Ce qu’il faut savoir



. Le numéro de l'embouchure :


a) il correspond au bol, pas au grain

  Beaucoup de sonneur croient que le numéro correspond au grain. Il n’en est absolument rien. Le bol interne augmente par 1/4 de mm, d’où les appellation 0,25 (1/4 de mm), 0,5 (un demi mm), 0,75 (trois quart de mm). Chez moi, la base de référence est l’embouchure 0 dont le bol interne mesure 18 mm. Une 1 aura donc un bol de 19 mm (18 + 1).

Mais pour ce qui est du grain tout est possible. Il peut rester le même ou changer selon ce que décide le fabricant. 


b) il n’y a pas de correspondance d’un fabricant à l’autre

    Le numéro 0,75 de tel fabricant aura une dimension totalement différente chez un autre fabricant (grain, diamètre du bol, profondeur de la cuvette etc). Parfois, cependant , cela peut être proche, mais jamais rigoureusement identique.

Il n’y a donc de logique que chez le même fabricant

Cette logique ne vaut que pour la dernière série d’embouchures fabriquée par votre fournisseur car quand un atelier existe depuis de nombreuses années, il se peut qu’il ait changé le profil de ses embouts et vous risquez de constater que deux embouchures de la même marque avec le même numéro sont en réalité différentes.

En outre le processus de tournage peut révéler de nombreuses petites variations plus ou moins grandes selon le processus, l’habileté du tourneur, ses choix.

Il est constant que, comme en matière de trompes, deux embouchures portant le même numéro peuvent vous paraitre différentes en les sonnant. C’est tout à fait normal ; les bords ne sont jamais identiques (ils glissent plus ou moins), le diamètre du bol, et même le grain sont susceptibles de variations plus ou moins importantes. Un dixième de différence de grain se sent tout de suite entre deux embouts (de 2,8 à 2,9 mm).

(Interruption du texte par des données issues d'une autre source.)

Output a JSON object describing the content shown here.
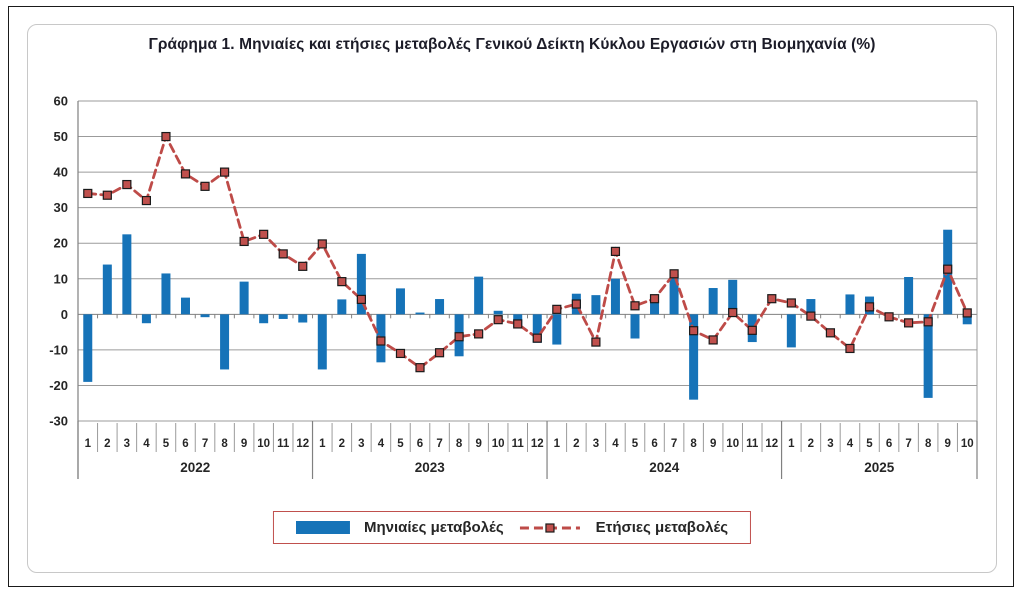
{
  "figure": {
    "title": "Γράφημα 1. Μηνιαίες και ετήσιες μεταβολές  Γενικού Δείκτη Κύκλου Εργασιών στη Βιομηχανία (%)"
  },
  "legend": {
    "monthly_label": "Μηνιαίες μεταβολές",
    "annual_label": "Ετήσιες μεταβολές"
  },
  "colors": {
    "bar": "#1673B8",
    "line": "#BE4B48",
    "marker_fill": "#C0504D",
    "marker_stroke": "#1A1A1A",
    "grid": "#9B9B9B",
    "axis_line": "#808080",
    "axis_text": "#262626",
    "legend_border": "#C0504D",
    "figure_border": "#1A1A1A",
    "chart_area_border": "#C8C8C8"
  },
  "chart_data": {
    "type": "combo_bar_line",
    "title": "Γράφημα 1. Μηνιαίες και ετήσιες μεταβολές  Γενικού Δείκτη Κύκλου Εργασιών στη Βιομηχανία (%)",
    "xlabel": "",
    "ylabel": "",
    "ylim": [
      -30,
      60
    ],
    "ytick_step": 10,
    "grid": true,
    "legend_position": "bottom",
    "categories": [
      "1",
      "2",
      "3",
      "4",
      "5",
      "6",
      "7",
      "8",
      "9",
      "10",
      "11",
      "12",
      "1",
      "2",
      "3",
      "4",
      "5",
      "6",
      "7",
      "8",
      "9",
      "10",
      "11",
      "12",
      "1",
      "2",
      "3",
      "4",
      "5",
      "6",
      "7",
      "8",
      "9",
      "10",
      "11",
      "12",
      "1",
      "2",
      "3",
      "4",
      "5",
      "6",
      "7",
      "8",
      "9",
      "10"
    ],
    "year_groups": [
      {
        "label": "2022",
        "count": 12
      },
      {
        "label": "2023",
        "count": 12
      },
      {
        "label": "2024",
        "count": 12
      },
      {
        "label": "2025",
        "count": 10
      }
    ],
    "series": [
      {
        "name": "Μηνιαίες μεταβολές",
        "type": "bar",
        "color": "#1673B8",
        "values": [
          -19,
          14,
          22.5,
          -2.5,
          11.5,
          4.7,
          -0.8,
          -15.5,
          9.2,
          -2.5,
          -1.3,
          -2.3,
          -15.5,
          4.2,
          17,
          -13.5,
          7.3,
          0.5,
          4.3,
          -11.8,
          10.6,
          1,
          -3.5,
          -8,
          -8.5,
          5.8,
          5.4,
          10,
          -6.8,
          3.3,
          11.3,
          -24,
          7.4,
          9.7,
          -7.8,
          0,
          -9.3,
          4.3,
          0,
          5.6,
          5,
          0,
          10.5,
          -23.5,
          23.8,
          -2.8
        ]
      },
      {
        "name": "Ετήσιες μεταβολές",
        "type": "line",
        "style": "dashed",
        "marker": "square",
        "color": "#BE4B48",
        "values": [
          34,
          33.5,
          36.5,
          32,
          50,
          39.5,
          36,
          40,
          20.5,
          22.5,
          17,
          13.5,
          19.8,
          9.2,
          4.2,
          -7.5,
          -11,
          -15,
          -10.8,
          -6.3,
          -5.5,
          -1.5,
          -2.7,
          -6.7,
          1.4,
          2.9,
          -7.8,
          17.7,
          2.4,
          4.4,
          11.4,
          -4.6,
          -7.2,
          0.5,
          -4.5,
          4.4,
          3.2,
          -0.5,
          -5.2,
          -9.6,
          2.1,
          -0.7,
          -2.4,
          -2.1,
          12.7,
          0.4
        ]
      }
    ]
  }
}
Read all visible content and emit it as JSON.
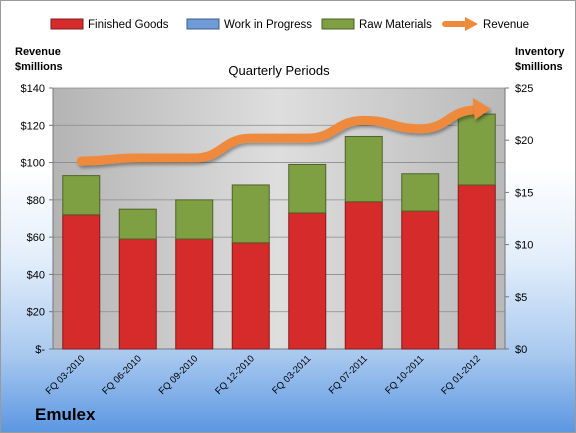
{
  "chart_data": {
    "type": "bar",
    "title": "Quarterly Periods",
    "ylabel_left": [
      "Revenue",
      "$millions"
    ],
    "ylabel_right": [
      "Inventory",
      "$millions"
    ],
    "categories": [
      "FQ 03-2010",
      "FQ 06-2010",
      "FQ 09-2010",
      "FQ 12-2010",
      "FQ 03-2011",
      "FQ 07-2011",
      "FQ 10-2011",
      "FQ 01-2012"
    ],
    "left_axis": {
      "min": 0,
      "max": 140,
      "step": 20,
      "ticks": [
        "$-",
        "$20",
        "$40",
        "$60",
        "$80",
        "$100",
        "$120",
        "$140"
      ]
    },
    "right_axis": {
      "min": 0,
      "max": 25,
      "step": 5,
      "ticks": [
        "$0",
        "$5",
        "$10",
        "$15",
        "$20",
        "$25"
      ]
    },
    "stacked": true,
    "series": [
      {
        "name": "Finished Goods",
        "color": "#d62b2b",
        "axis": "left",
        "values": [
          72,
          59,
          59,
          57,
          73,
          79,
          74,
          88
        ]
      },
      {
        "name": "Work in Progress",
        "color": "#6f9bd8",
        "axis": "left",
        "values": [
          0,
          0,
          0,
          0,
          0,
          0,
          0,
          0
        ]
      },
      {
        "name": "Raw Materials",
        "color": "#7f9f43",
        "axis": "left",
        "values": [
          21,
          16,
          21,
          31,
          26,
          35,
          20,
          38
        ]
      },
      {
        "name": "Revenue",
        "color": "#ef8a3c",
        "axis": "right",
        "kind": "line",
        "values": [
          18.0,
          18.3,
          18.3,
          20.2,
          20.2,
          21.9,
          21.1,
          22.9
        ]
      }
    ],
    "legend_position": "top",
    "grid": true
  },
  "brand": "Emulex"
}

On peut imaginer que l’on sente aussi une différence entre 2,8 et 2,85 . Qui vous dit que les deux embouts dont on mesure le grain à 2,8, n’aient pas dans la réalité deux valeurs différentes : 2,81 pour l’une et 2,89 pour l’autre. Dans ces deux cas la mesure donne 2,8, mais une mesure au 100 è donne une différence de 7/100è, c’est-à-dire presque 1/10è. Or la plupart des sonneurs sentent immédiatement la chute de compression quand on augmente le grain de 1/10è.

Cette précision de mesure ne concerne pas que le grain mais aussi le bol, sa profondeur, de même que la pente intérieure de queue. Or ces quatre facteurs  conditionnent la compression finale de l’embout.

Malgré l’habileté du tourneur, il y aura donc toujours des écarts.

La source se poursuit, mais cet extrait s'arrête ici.